オーナーは損するだけ
今のマーケットメカニズムは、空家を放置するインセンティブしか存在しません。
馬鹿正直に空き家を解体したら、数百万円も解体費用がかかり、さらに毎年の固定資産税も上がります。
誰がどう考えても、空家を解体する理由が見つかりません。
マーケットメカニズムが正常に働くのは、自分自身がその経済活動で「得」するからにほかなりません。
実行したら「損」をすることに対して、自ら積極的に動くというのは経済人として人間の本性に反することなのです。
結局、空き家は税金で解体するのが一番正しい理由
逆に、空き家を解体したら「得」する人たちはだれでしょうか?
それは、その空き家の周辺住民や、空き家の前面道路を通行する人たちです。
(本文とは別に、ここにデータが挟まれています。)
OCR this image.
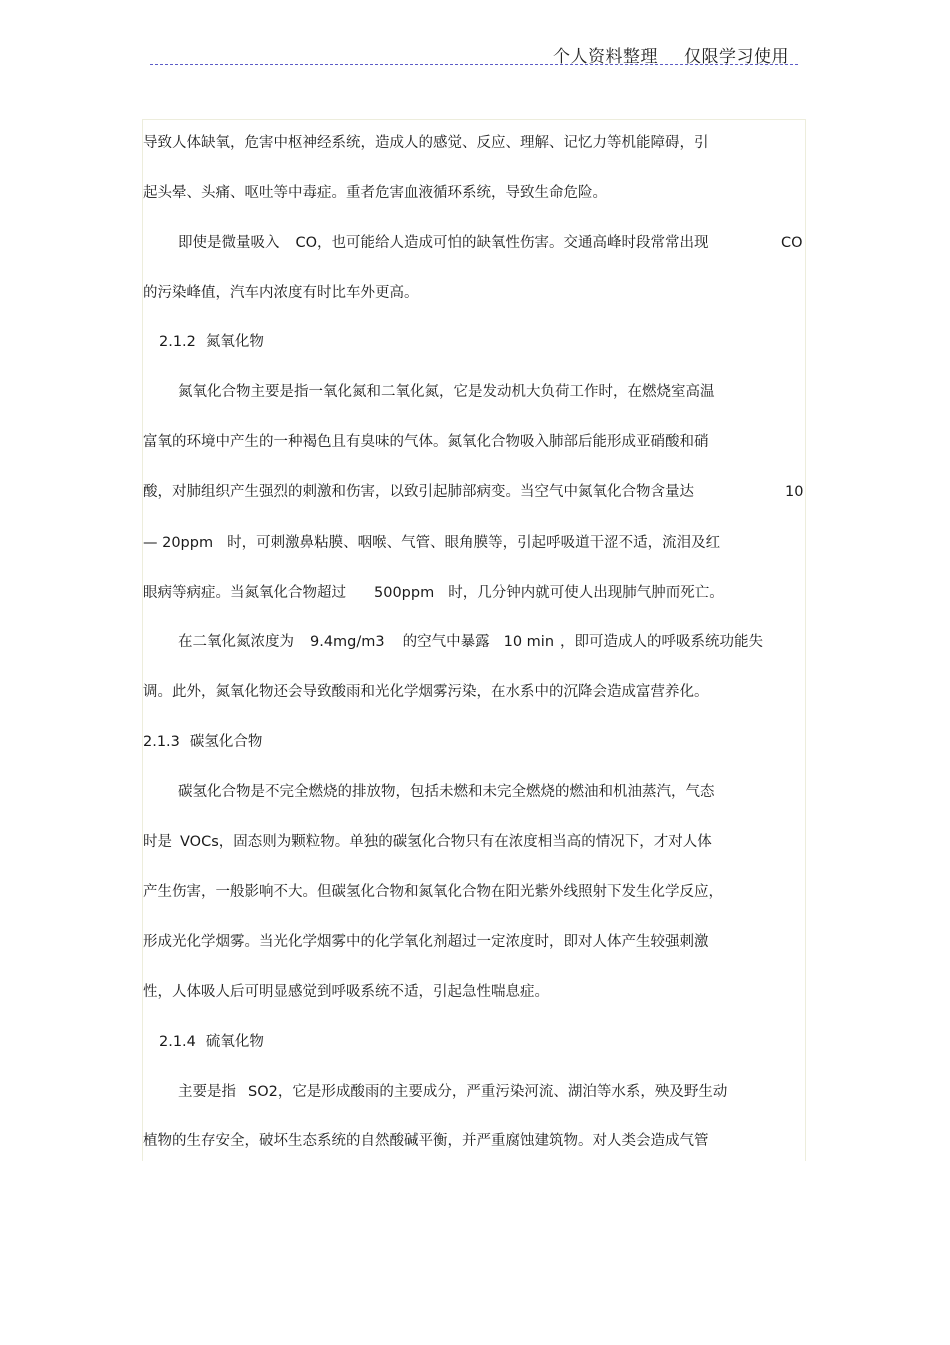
个人资料整理 仅限学习使用
导致人体缺氧，危害中枢神经系统，造成人的感觉、反应、理解、记忆力等机能障碍，引
起头晕、头痛、呕吐等中毒症。重者危害血液循环系统，导致生命危险。
即使是微量吸入 CO，也可能给人造成可怕的缺氧性伤害。交通高峰时段常常出现	CO
的污染峰值，汽车内浓度有时比车外更高。
2.1.2 氮氧化物
氮氧化合物主要是指一氧化氮和二氧化氮，它是发动机大负荷工作时，在燃烧室高温
富氧的环境中产生的一种褐色且有臭味的气体。氮氧化合物吸入肺部后能形成亚硝酸和硝
酸，对肺组织产生强烈的刺激和伤害，以致引起肺部病变。当空气中氮氧化合物含量达	10
— 20ppm 时，可刺激鼻粘膜、咽喉、气管、眼角膜等，引起呼吸道干涩不适，流泪及红
眼病等病症。当氮氧化合物超过 500ppm 时，几分钟内就可使人出现肺气肿而死亡。
在二氧化氮浓度为 9.4mg/m3 的空气中暴露 10 min ，即可造成人的呼吸系统功能失
调。此外，氮氧化物还会导致酸雨和光化学烟雾污染，在水系中的沉降会造成富营养化。
2.1.3 碳氢化合物
碳氢化合物是不完全燃烧的排放物，包括未燃和未完全燃烧的燃油和机油蒸汽，气态
时是 VOCs，固态则为颗粒物。单独的碳氢化合物只有在浓度相当高的情况下，才对人体
产生伤害，一般影响不大。但碳氢化合物和氮氧化合物在阳光紫外线照射下发生化学反应，
形成光化学烟雾。当光化学烟雾中的化学氧化剂超过一定浓度时，即对人体产生较强刺激
性，人体吸人后可明显感觉到呼吸系统不适，引起急性喘息症。
2.1.4 硫氧化物
主要是指 SO2，它是形成酸雨的主要成分，严重污染河流、湖泊等水系，殃及野生动
植物的生存安全，破坏生态系统的自然酸碱平衡，并严重腐蚀建筑物。对人类会造成气管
積極的な「得」はしないけれど、事故などを未然に防ぐことができるという点では「得」といえます。
空き家問題は、費用負担する人と、その便益を受ける人が異なるということに大きな問題があるのです。
解体費用は持ち主、それですっきりして安全を確保できるのは、持ち主以外というところに問題があるのです。
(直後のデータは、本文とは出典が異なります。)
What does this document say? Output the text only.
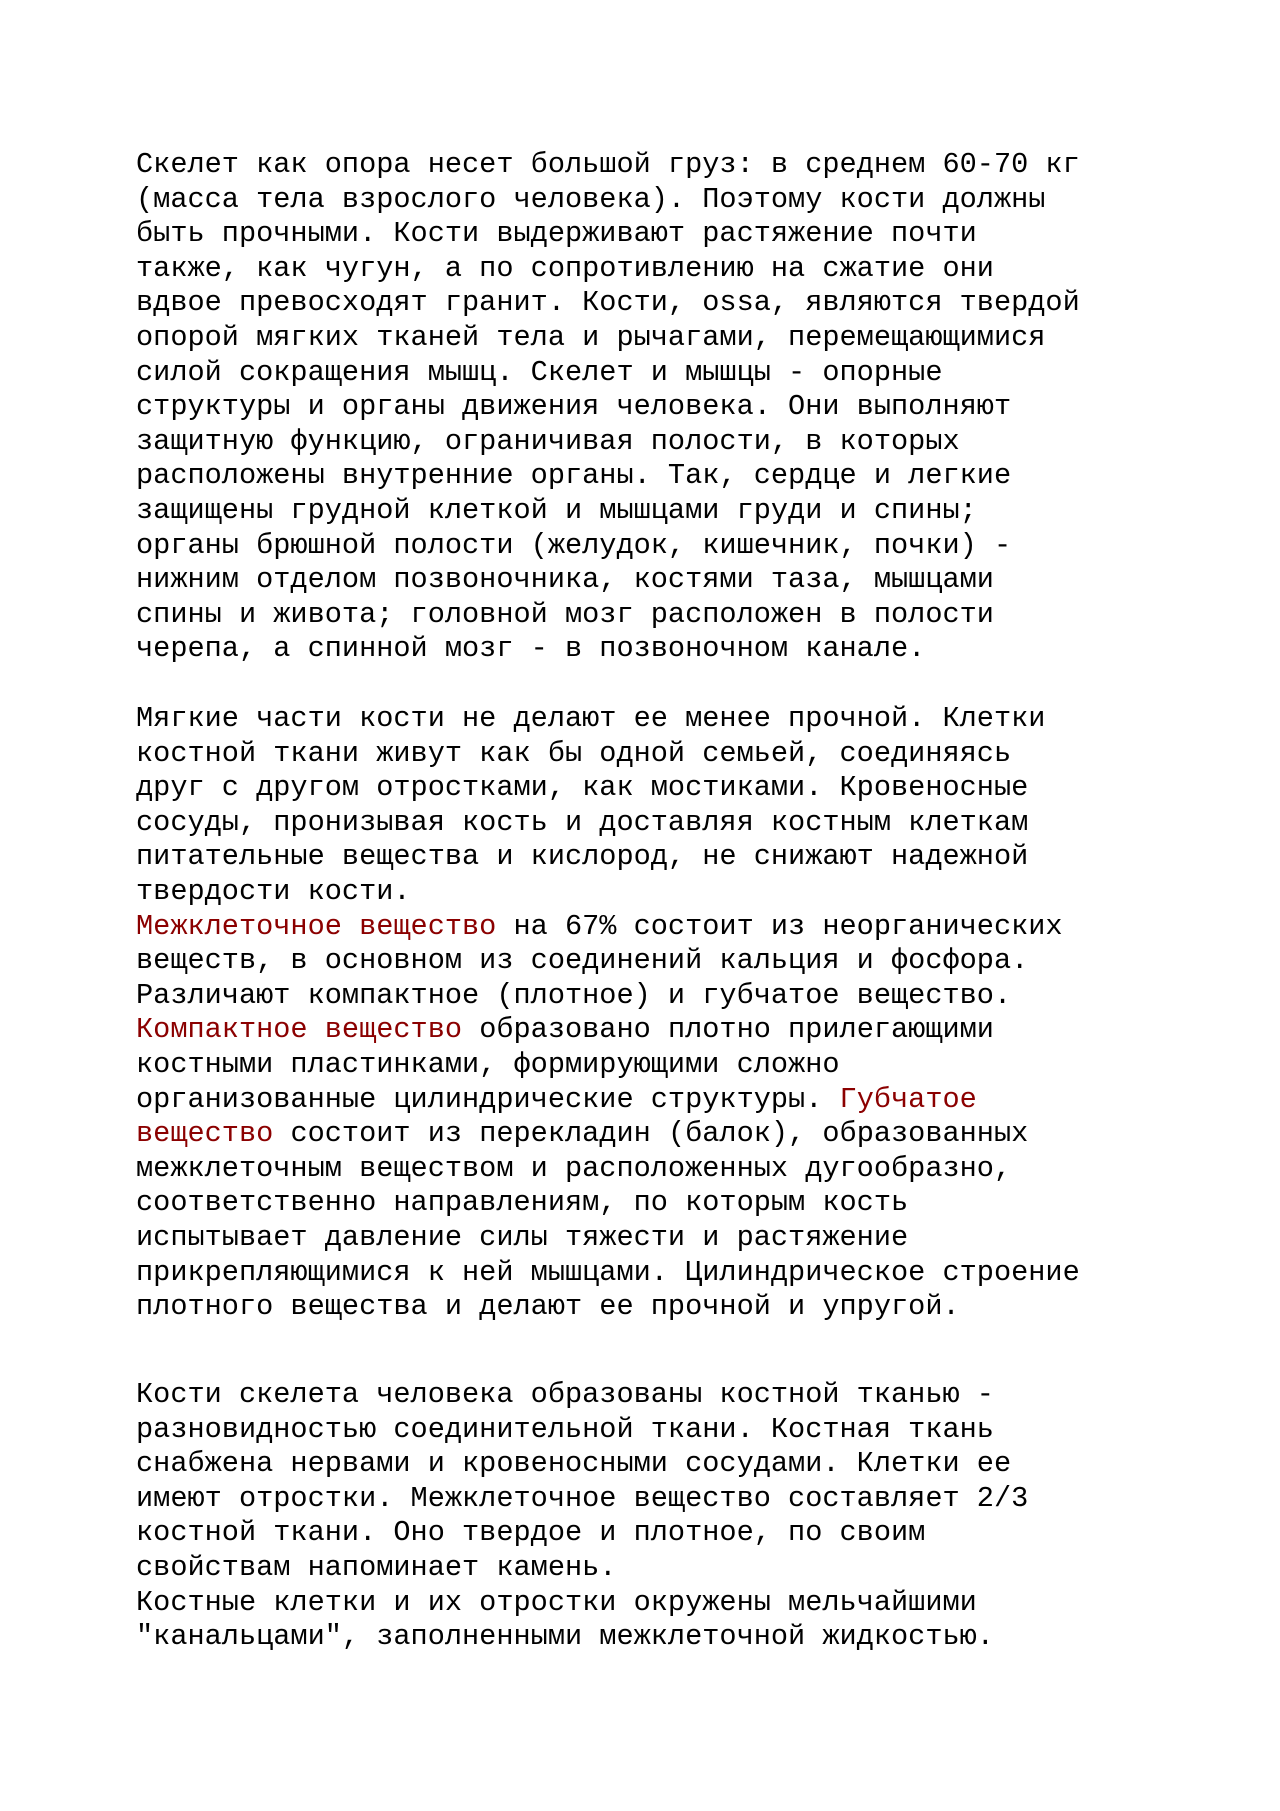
Скелет как опора несет большой груз: в среднем 60-70 кг
(масса тела взрослого человека). Поэтому кости должны
быть прочными. Кости выдерживают растяжение почти
также, как чугун, а по сопротивлению на сжатие они
вдвое превосходят гранит. Кости, ossa, являются твердой
опорой мягких тканей тела и рычагами, перемещающимися
силой сокращения мышц. Скелет и мышцы - опорные
структуры и органы движения человека. Они выполняют
защитную функцию, ограничивая полости, в которых
расположены внутренние органы. Так, сердце и легкие
защищены грудной клеткой и мышцами груди и спины;
органы брюшной полости (желудок, кишечник, почки) -
нижним отделом позвоночника, костями таза, мышцами
спины и живота; головной мозг расположен в полости
черепа, а спинной мозг - в позвоночном канале.
Мягкие части кости не делают ее менее прочной. Клетки
костной ткани живут как бы одной семьей, соединяясь
друг с другом отростками, как мостиками. Кровеносные
сосуды, пронизывая кость и доставляя костным клеткам
питательные вещества и кислород, не снижают надежной
твердости кости.
Межклеточное вещество на 67% состоит из неорганических
веществ, в основном из соединений кальция и фосфора.
Различают компактное (плотное) и губчатое вещество.
Компактное вещество образовано плотно прилегающими
костными пластинками, формирующими сложно
организованные цилиндрические структуры. Губчатое
вещество состоит из перекладин (балок), образованных
межклеточным веществом и расположенных дугообразно,
соответственно направлениям, по которым кость
испытывает давление силы тяжести и растяжение
прикрепляющимися к ней мышцами. Цилиндрическое строение
плотного вещества и делают ее прочной и упругой.
Кости скелета человека образованы костной тканью -
разновидностью соединительной ткани. Костная ткань
снабжена нервами и кровеносными сосудами. Клетки ее
имеют отростки. Межклеточное вещество составляет 2/3
костной ткани. Оно твердое и плотное, по своим
свойствам напоминает камень.
Костные клетки и их отростки окружены мельчайшими
"канальцами", заполненными межклеточной жидкостью.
通常、便益を受ける人が費用負担するというのが当たり前のことですが、空き家問題は便益を受けるのは他人で、費用だけオーナーが負担するという問題があるのです。
レストランでお金を払ったら、払った人がご飯を食べられるというのが普通の感覚ですが、
空き家問題では、お金を払っても、自分は食べられず、他人にご飯を食べさせてあげるような状態になっているのです。
「いやいや、所有者には解体もしくは安全を確保する責任がある」と声をあげる人も多いとは思いますが、義務を押し付けるだけでは、絶対にこの問題は解決できません。
というのも、先ほど述べたとおり、相続放棄などで所有権を放棄することができるからです。
であれば、現実的に考えて、便益を受ける(メリットを享受する)人である、周辺住民が費用負担して解体してもらうというのが、最も簡単に解決できる方法ではないでしょうか。
周辺住民を拡大していくと、行きつく先は税金で処理するということになります。
周辺住民だけでなくそのエリアでその物件の前を通行する人たち全員が安全を確保できるわけですから、税金で賄うというのは税金本来の使い方に合致するわけです。